At EBI, we know our limits (and there are many), but we also know that everyone else has them too, which is why we take market prognostications with a large pinch of salt. The subject matter is sufficiently complex to make it impossible to be accurate, except by chance. Many investors who took the recommendations above on board have paid a substantial opportunity cost (by not being in markets as they have risen over the last 8 years), a return they can never re-acquire. It is not just hindsight that informs us of this, but the knowledge that evidence is the key to investment success and this must be updated constantly to ensure that our prior beliefs, when challenged, are not retained regardless of the (new) facts. We are thus agnostic on most things investment-related; as Keynes might have said, (though there is no actual record of him doing so), “when the facts change, I change my mind – what do you do sir?”.

As the charts show, doing otherwise can get very expensive…


[1] This could equally apply to policy analysts who argue for military intervention(s) from the comfort of plush offices, without having to face the harsh realities of war, such as injuries etc. and do not know personally any of the combatants. As of 2006, only 1% of US Senators and Congress politicians had children serving in the military. Would the invasion of Iraq/Afghanistan etc. have occurred if that number was higher…?

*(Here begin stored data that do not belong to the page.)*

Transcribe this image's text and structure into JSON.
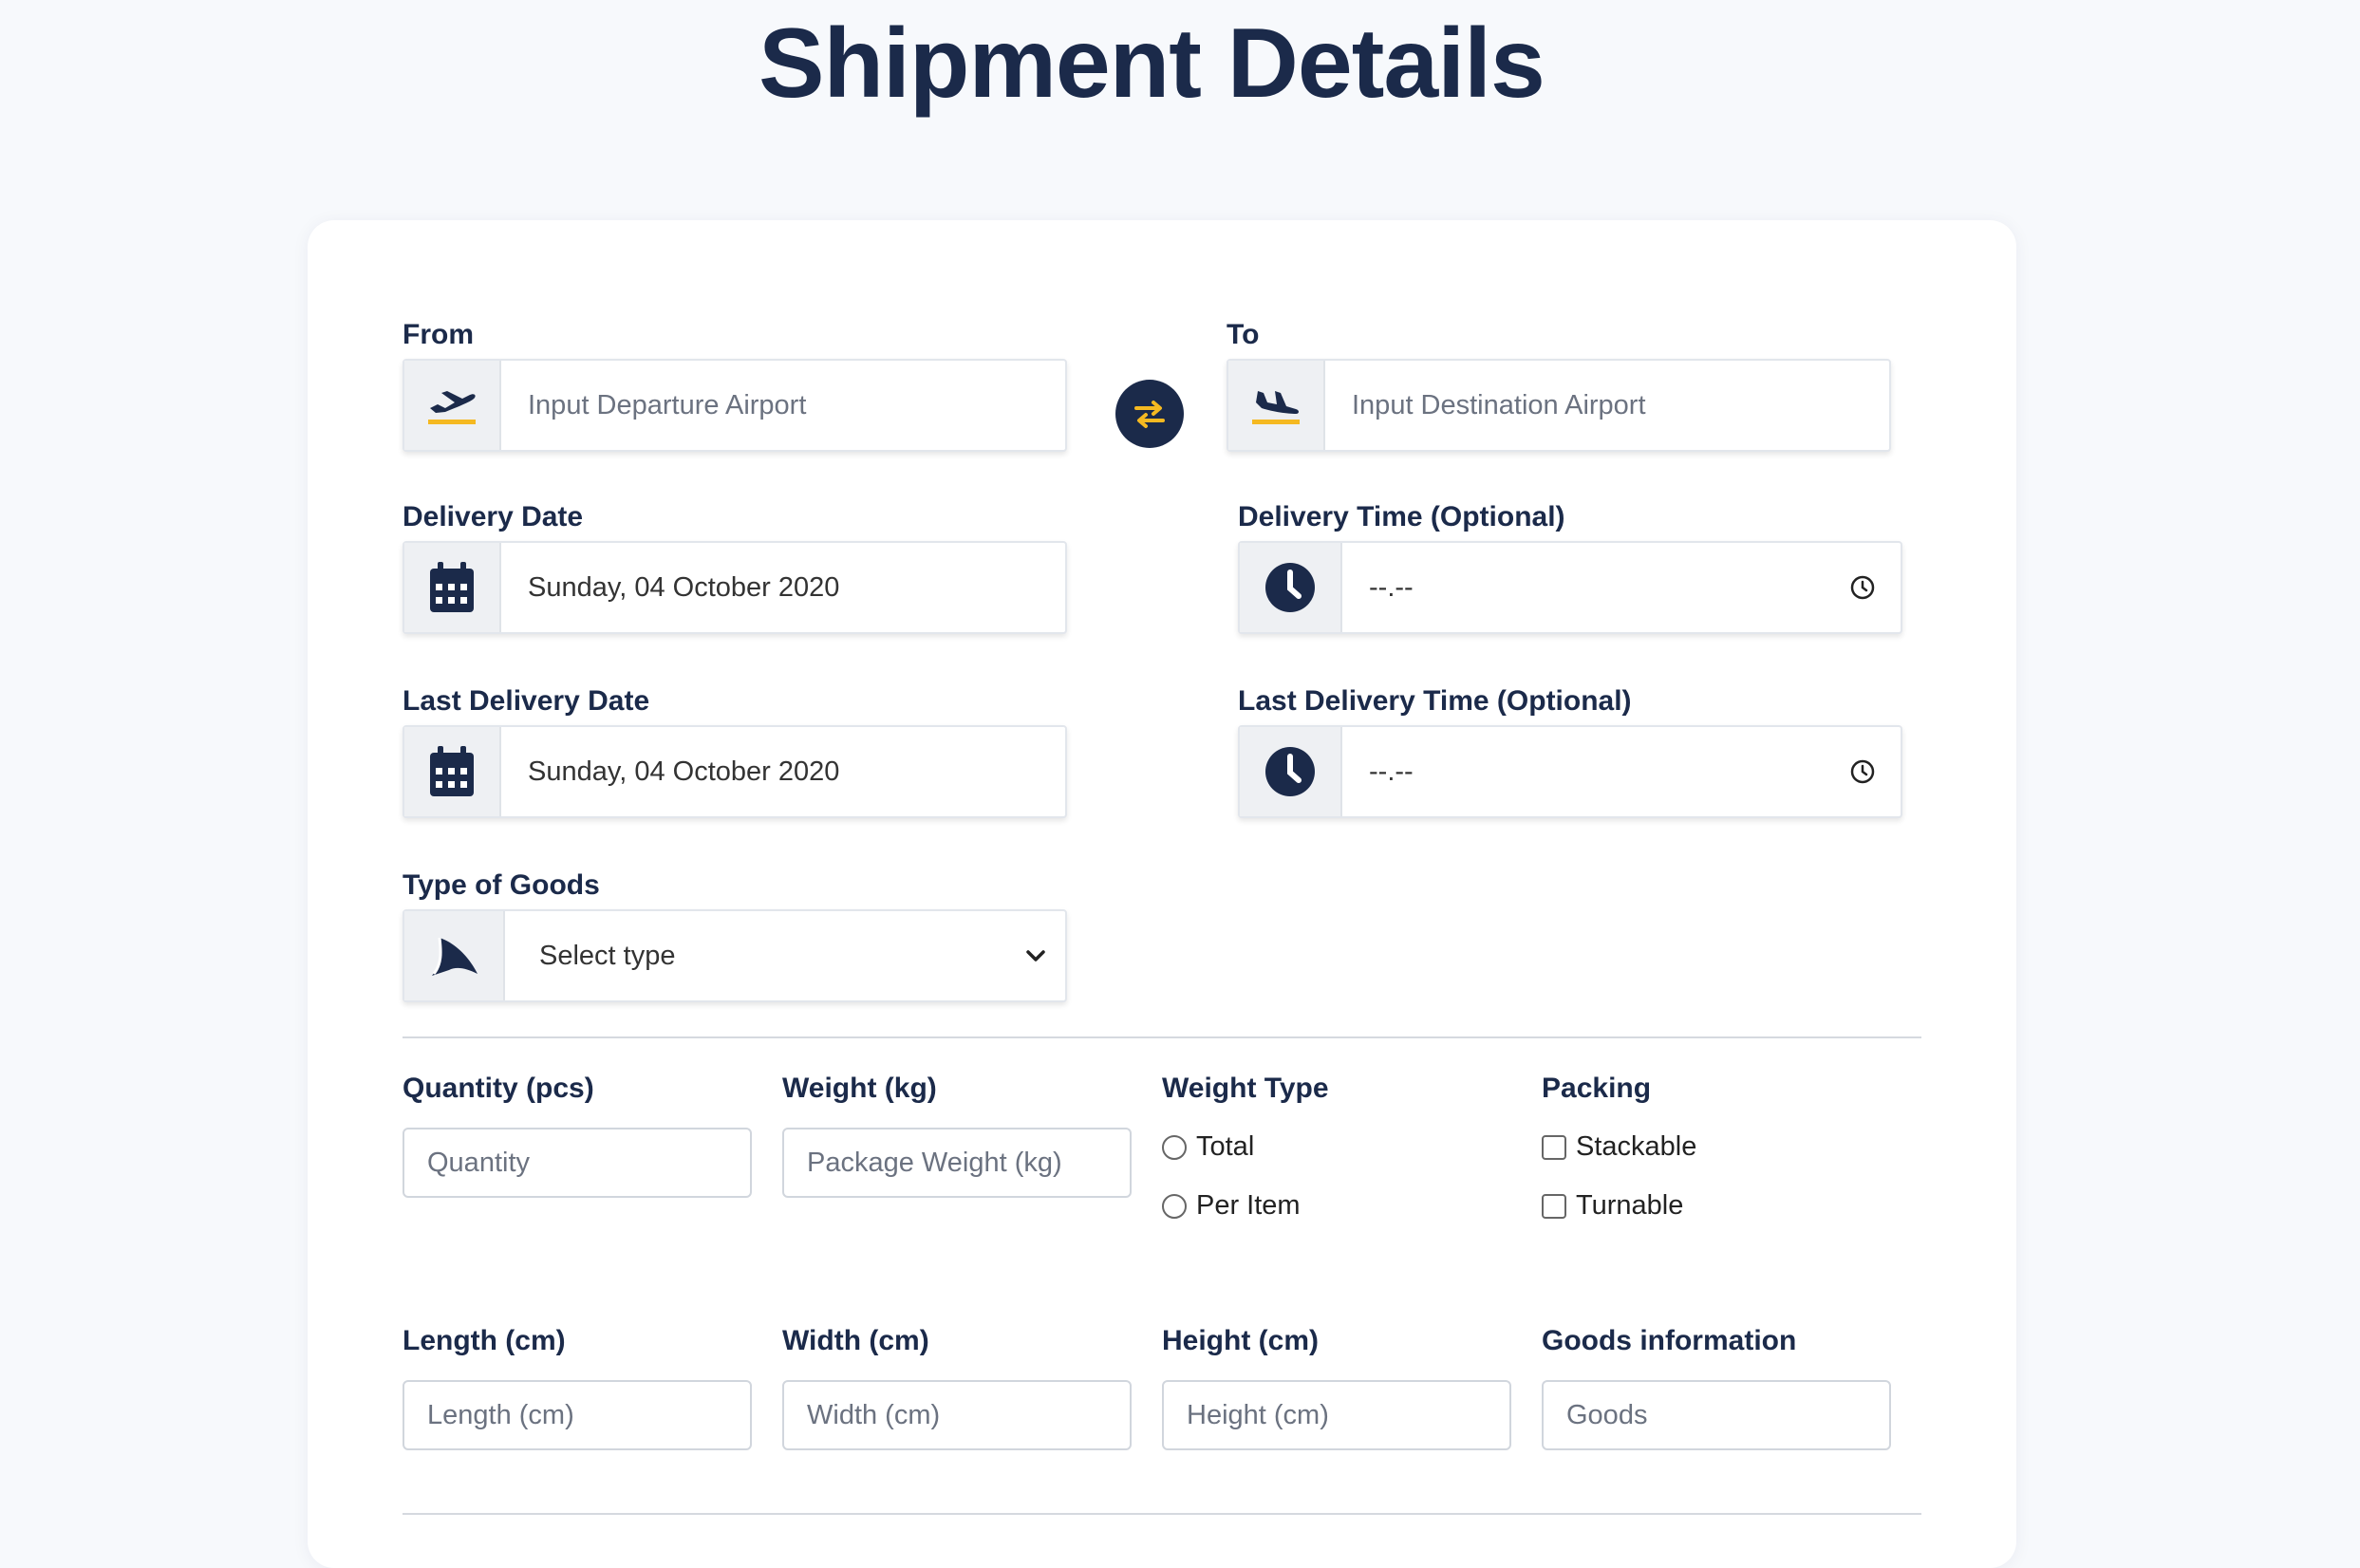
{
  "page": {
    "title": "Shipment Details"
  },
  "route": {
    "from_label": "From",
    "from_placeholder": "Input Departure Airport",
    "to_label": "To",
    "to_placeholder": "Input Destination Airport"
  },
  "delivery": {
    "date_label": "Delivery Date",
    "date_value": "Sunday, 04 October 2020",
    "time_label": "Delivery Time (Optional)",
    "time_value": "--.--",
    "last_date_label": "Last Delivery Date",
    "last_date_value": "Sunday, 04 October 2020",
    "last_time_label": "Last Delivery Time (Optional)",
    "last_time_value": "--.--"
  },
  "goods": {
    "type_label": "Type of Goods",
    "type_value": "Select type"
  },
  "details": {
    "quantity_label": "Quantity (pcs)",
    "quantity_placeholder": "Quantity",
    "weight_label": "Weight (kg)",
    "weight_placeholder": "Package Weight (kg)",
    "weight_type_label": "Weight Type",
    "weight_type_options": [
      "Total",
      "Per Item"
    ],
    "packing_label": "Packing",
    "packing_options": [
      "Stackable",
      "Turnable"
    ],
    "length_label": "Length (cm)",
    "length_placeholder": "Length (cm)",
    "width_label": "Width (cm)",
    "width_placeholder": "Width (cm)",
    "height_label": "Height (cm)",
    "height_placeholder": "Height (cm)",
    "goods_info_label": "Goods information",
    "goods_info_placeholder": "Goods"
  },
  "icons": {
    "from": "plane-departure-icon",
    "to": "plane-arrival-icon",
    "swap": "swap-arrows-icon",
    "date": "calendar-icon",
    "time": "clock-icon",
    "goods": "shark-fin-icon",
    "select": "chevron-down-icon"
  },
  "colors": {
    "primary": "#1b2a4a",
    "accent": "#f5b921",
    "background": "#f7f9fc"
  }
}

[2] The argument about “elevated” profit margins, (which would inevitably mean-revert) is instructive in this regard; there is only a very small sample size of examples of profit margins mean-reverting since the late 1990s. In the period to the mid-2010s, the margin expansion was NOT generalised, but skewed heavily towards Technology companies, whilst many other industries saw little or no expansion at all. Even within Industries, there was a “winner takes all” effect, as we discussed in a blog post in August of this year; it was a sign of the formation of quasi-monopolies rather than an imminent warning of margin collapse and there was no substantive basis for the view that this was going to change at that point (or indeed now).